Should the plants be packed up tight? Or is that bad for them?
The string of pearls plant seems to be falling off at the edges of the planter. Is that normal, or is that bad? The hens and chicks plant seem to be getting pinkish near the base of the leaves, which they did not when I first got the plant. Is that normal, or is that bad?
The plant is an indoor plant now, and it does not get much sun, because we don’t have any windows that get a lot of sun. Can it survive indoors without too much sun, or should I consider putting it out on our deck? It will be getting fairly cool in the winter, our average low is about 40° F.
I greatly appreciate any help you can give me and I really look forward to reading your blog and joining the Facebook group!
Great question! It can be a bit intimidating when you are just starting out with succulent arrangements!
Having tightly packed succulents is not a problem unless they’re crowding each other for light. I’d suggest using a watering can that has a long, narrow spout to reach down to the soil. If you can’t find one that is slim enough, gently water using the spray nozzle of a hose or kitchen faucet.
The plant you referred to as String of Pearls is actually a type of Sedum. I believe it’s a variety of Sedum album. It’s a type of ground cover so it will spread and look like a trailing plant, which means that its stem will grow long and trail down or flow over the edge of a container instead of growing straight up.

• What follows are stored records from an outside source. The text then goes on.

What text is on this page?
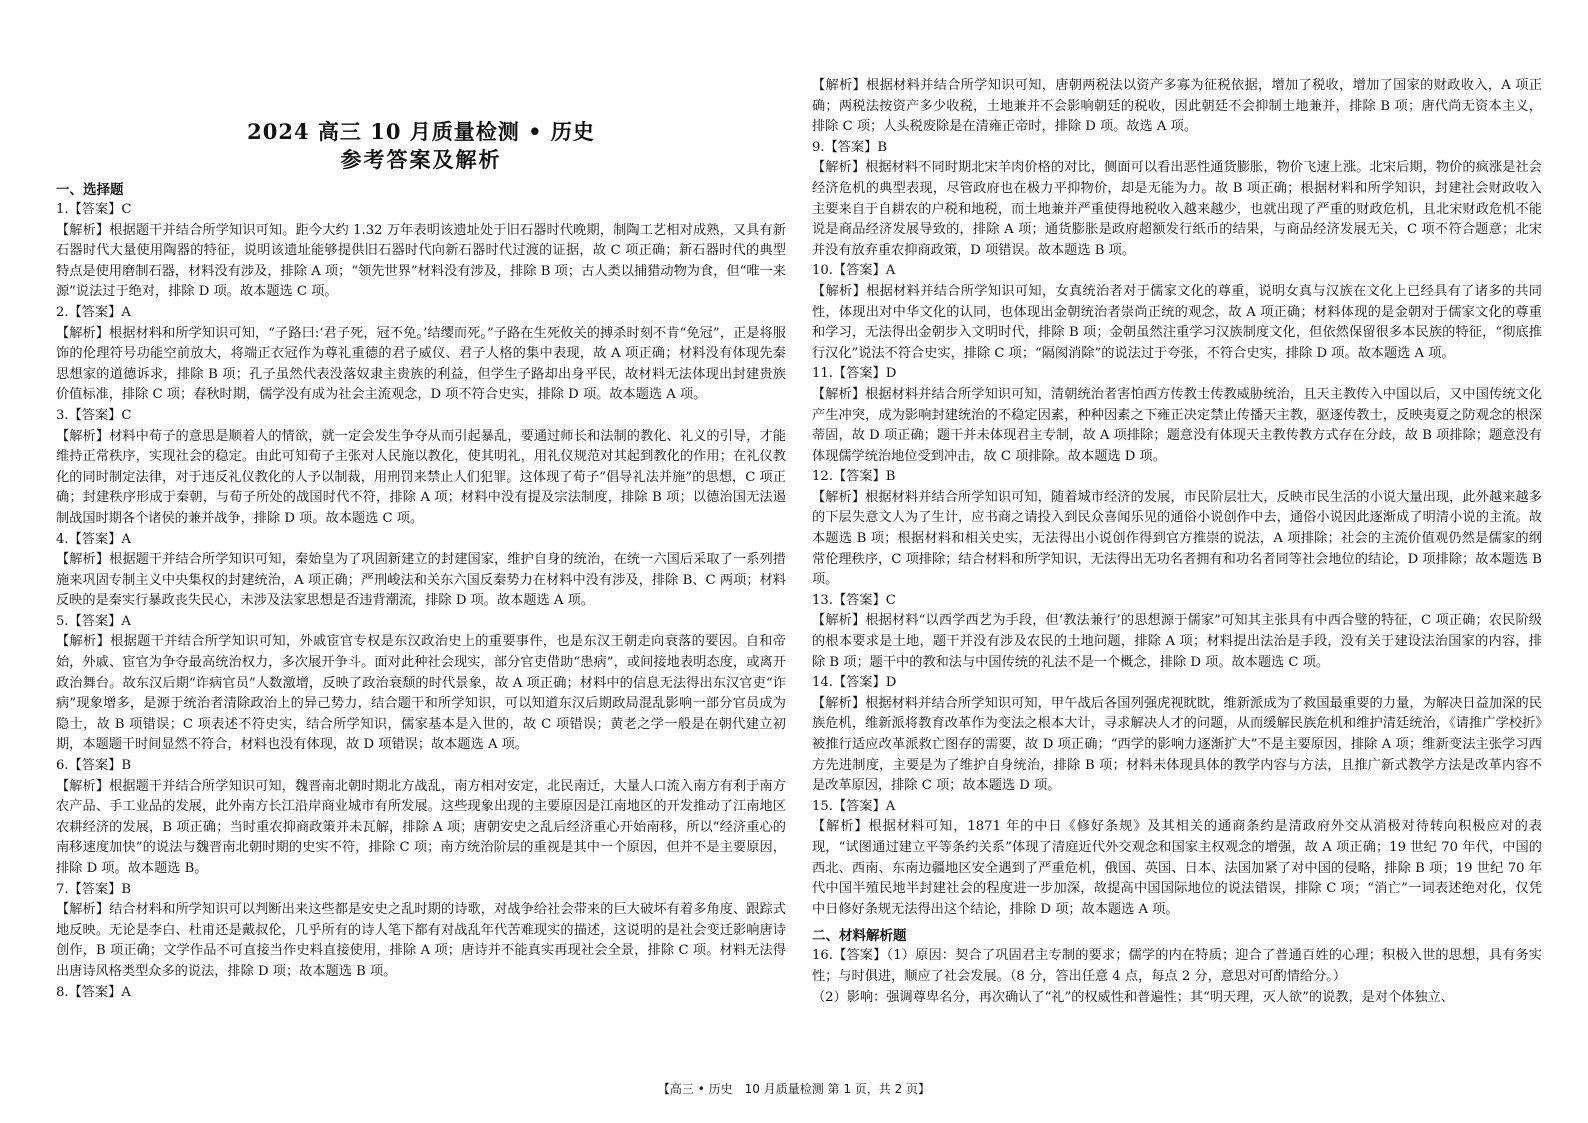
2024 高三 10 月质量检测 • 历史
参考答案及解析
一、选择题
1.【答案】C
【解析】根据题干并结合所学知识可知。距今大约 1.32 万年表明该遗址处于旧石器时代晚期，制陶工艺相对成熟，又具有新石器时代大量使用陶器的特征，说明该遗址能够提供旧石器时代向新石器时代过渡的证据，故 C 项正确；新石器时代的典型特点是使用磨制石器，材料没有涉及，排除 A 项；“领先世界”材料没有涉及，排除 B 项；古人类以捕猎动物为食，但“唯一来源”说法过于绝对，排除 D 项。故本题选 C 项。
2.【答案】A
【解析】根据材料和所学知识可知，“子路曰:‘君子死，冠不免。’结缨而死。”子路在生死攸关的搏杀时刻不肯“免冠”，正是将服饰的伦理符号功能空前放大，将端正衣冠作为尊礼重德的君子威仪、君子人格的集中表现，故 A 项正确；材料没有体现先秦思想家的道德诉求，排除 B 项；孔子虽然代表没落奴隶主贵族的利益，但学生子路却出身平民，故材料无法体现出封建贵族价值标准，排除 C 项；春秋时期，儒学没有成为社会主流观念，D 项不符合史实，排除 D 项。故本题选 A 项。
3.【答案】C
【解析】材料中荀子的意思是顺着人的情欲，就一定会发生争夺从而引起暴乱，要通过师长和法制的教化、礼义的引导，才能维持正常秩序，实现社会的稳定。由此可知荀子主张对人民施以教化，使其明礼，用礼仪规范对其起到教化的作用；在礼仪教化的同时制定法律，对于违反礼仪教化的人予以制裁，用刑罚来禁止人们犯罪。这体现了荀子“倡导礼法并施”的思想，C 项正确；封建秩序形成于秦朝，与荀子所处的战国时代不符，排除 A 项；材料中没有提及宗法制度，排除 B 项；以德治国无法遏制战国时期各个诸侯的兼并战争，排除 D 项。故本题选 C 项。
4.【答案】A
【解析】根据题干并结合所学知识可知，秦始皇为了巩固新建立的封建国家，维护自身的统治，在统一六国后采取了一系列措施来巩固专制主义中央集权的封建统治，A 项正确；严刑峻法和关东六国反秦势力在材料中没有涉及，排除 B、C 两项；材料反映的是秦实行暴政丧失民心，未涉及法家思想是否违背潮流，排除 D 项。故本题选 A 项。
5.【答案】A
【解析】根据题干并结合所学知识可知，外戚宦官专权是东汉政治史上的重要事件，也是东汉王朝走向衰落的要因。自和帝始，外戚、宦官为争夺最高统治权力，多次展开争斗。面对此种社会现实，部分官吏借助“患病”，或间接地表明态度，或离开政治舞台。故东汉后期“诈病官员”人数激增，反映了政治衰颓的时代景象，故 A 项正确；材料中的信息无法得出东汉官吏“诈病”现象增多，是源于统治者清除政治上的异己势力，结合题干和所学知识，可以知道东汉后期政局混乱影响一部分官员成为隐士，故 B 项错误；C 项表述不符史实，结合所学知识，儒家基本是入世的，故 C 项错误；黄老之学一般是在朝代建立初期，本题题干时间显然不符合，材料也没有体现，故 D 项错误；故本题选 A 项。
6.【答案】B
【解析】根据题干并结合所学知识可知，魏晋南北朝时期北方战乱，南方相对安定，北民南迁，大量人口流入南方有利于南方农产品、手工业品的发展，此外南方长江沿岸商业城市有所发展。这些现象出现的主要原因是江南地区的开发推动了江南地区农耕经济的发展，B 项正确；当时重农抑商政策并未瓦解，排除 A 项；唐朝安史之乱后经济重心开始南移，所以“经济重心的南移速度加快”的说法与魏晋南北朝时期的史实不符，排除 C 项；南方统治阶层的重视是其中一个原因，但并不是主要原因，排除 D 项。故本题选 B。
7.【答案】B
【解析】结合材料和所学知识可以判断出来这些都是安史之乱时期的诗歌，对战争给社会带来的巨大破坏有着多角度、跟踪式地反映。无论是李白、杜甫还是戴叔伦，几乎所有的诗人笔下都有对战乱年代苦难现实的描述，这说明的是社会变迁影响唐诗创作，B 项正确；文学作品不可直接当作史料直接使用，排除 A 项；唐诗并不能真实再现社会全景，排除 C 项。材料无法得出唐诗风格类型众多的说法，排除 D 项；故本题选 B 项。
8.【答案】A
【解析】根据材料并结合所学知识可知，唐朝两税法以资产多寡为征税依据，增加了税收，增加了国家的财政收入，A 项正确；两税法按资产多少收税，土地兼并不会影响朝廷的税收，因此朝廷不会抑制土地兼并，排除 B 项；唐代尚无资本主义，排除 C 项；人头税废除是在清雍正帝时，排除 D 项。故选 A 项。
9.【答案】B
【解析】根据材料不同时期北宋羊肉价格的对比，侧面可以看出恶性通货膨胀，物价飞速上涨。北宋后期，物价的疯涨是社会经济危机的典型表现，尽管政府也在极力平抑物价，却是无能为力。故 B 项正确；根据材料和所学知识，封建社会财政收入主要来自于自耕农的户税和地税，而土地兼并严重使得地税收入越来越少，也就出现了严重的财政危机，且北宋财政危机不能说是商品经济发展导致的，排除 A 项；通货膨胀是政府超额发行纸币的结果，与商品经济发展无关，C 项不符合题意；北宋并没有放弃重农抑商政策，D 项错误。故本题选 B 项。
10.【答案】A
【解析】根据材料并结合所学知识可知，女真统治者对于儒家文化的尊重，说明女真与汉族在文化上已经具有了诸多的共同性，体现出对中华文化的认同，也体现出金朝统治者崇尚正统的观念，故 A 项正确；材料体现的是金朝对于儒家文化的尊重和学习，无法得出金朝步入文明时代，排除 B 项；金朝虽然注重学习汉族制度文化，但依然保留很多本民族的特征，“彻底推行汉化”说法不符合史实，排除 C 项；“隔阂消除”的说法过于夸张，不符合史实，排除 D 项。故本题选 A 项。
11.【答案】D
【解析】根据材料并结合所学知识可知，清朝统治者害怕西方传教士传教威胁统治，且天主教传入中国以后，又中国传统文化产生冲突，成为影响封建统治的不稳定因素，种种因素之下雍正决定禁止传播天主教，驱逐传教士，反映夷夏之防观念的根深蒂固，故 D 项正确；题干并未体现君主专制，故 A 项排除；题意没有体现天主教传教方式存在分歧，故 B 项排除；题意没有体现儒学统治地位受到冲击，故 C 项排除。故本题选 D 项。
12.【答案】B
【解析】根据材料并结合所学知识可知，随着城市经济的发展，市民阶层壮大，反映市民生活的小说大量出现，此外越来越多的下层失意文人为了生计，应书商之请投入到民众喜闻乐见的通俗小说创作中去，通俗小说因此逐渐成了明清小说的主流。故本题选 B 项；根据材料和相关史实，无法得出小说创作得到官方推崇的说法，A 项排除；社会的主流价值观仍然是儒家的纲常伦理秩序，C 项排除；结合材料和所学知识，无法得出无功名者拥有和功名者同等社会地位的结论，D 项排除；故本题选 B 项。
13.【答案】C
【解析】根据材料“以西学西艺为手段，但‘教法兼行’的思想源于儒家”可知其主张具有中西合璧的特征，C 项正确；农民阶级的根本要求是土地，题干并没有涉及农民的土地问题，排除 A 项；材料提出法治是手段，没有关于建设法治国家的内容，排除 B 项；题干中的教和法与中国传统的礼法不是一个概念，排除 D 项。故本题选 C 项。
14.【答案】D
【解析】根据材料并结合所学知识可知，甲午战后各国列强虎视眈眈，维新派成为了救国最重要的力量，为解决日益加深的民族危机，维新派将教育改革作为变法之根本大计，寻求解决人才的问题，从而缓解民族危机和维护清廷统治，《请推广学校折》被推行适应改革派救亡图存的需要，故 D 项正确；“西学的影响力逐渐扩大”不是主要原因，排除 A 项；维新变法主张学习西方先进制度，主要是为了维护自身统治，排除 B 项；材料未体现具体的教学内容与方法，且推广新式教学方法是改革内容不是改革原因，排除 C 项；故本题选 D 项。
15.【答案】A
【解析】根据材料可知，1871 年的中日《修好条规》及其相关的通商条约是清政府外交从消极对待转向积极应对的表现，“试图通过建立平等条约关系”体现了清庭近代外交观念和国家主权观念的增强，故 A 项正确；19 世纪 70 年代，中国的西北、西南、东南边疆地区安全遇到了严重危机，俄国、英国、日本、法国加紧了对中国的侵略，排除 B 项；19 世纪 70 年代中国半殖民地半封建社会的程度进一步加深，故提高中国国际地位的说法错误，排除 C 项；“消亡”一词表述绝对化，仅凭中日修好条规无法得出这个结论，排除 D 项；故本题选 A 项。
二、材料解析题
16.【答案】（1）原因：契合了巩固君主专制的要求；儒学的内在特质；迎合了普通百姓的心理；积极入世的思想，具有务实性；与时俱进，顺应了社会发展。（8 分，答出任意 4 点，每点 2 分，意思对可酌情给分。）
（2）影响：强调尊卑名分，再次确认了“礼”的权威性和普遍性；其“明天理，灭人欲”的说教，是对个体独立、
【高三 • 历史　10 月质量检测 第 1 页，共 2 页】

Sempervivums can be so much fun! They change colors as the seasons change, usually showing their most vibrant colors in late winter to early spring. Yours is experiencing a normal color change.
The hens and chicks as well as the Sedum are cold hardy, so they will be just fine outdoors. They would benefit from being outside with more sun.
If you’d rather keep it inside, I would suggest getting a grow light. It can offer your plants the much needed light they need throughout the winter months, and at a relatively low cost.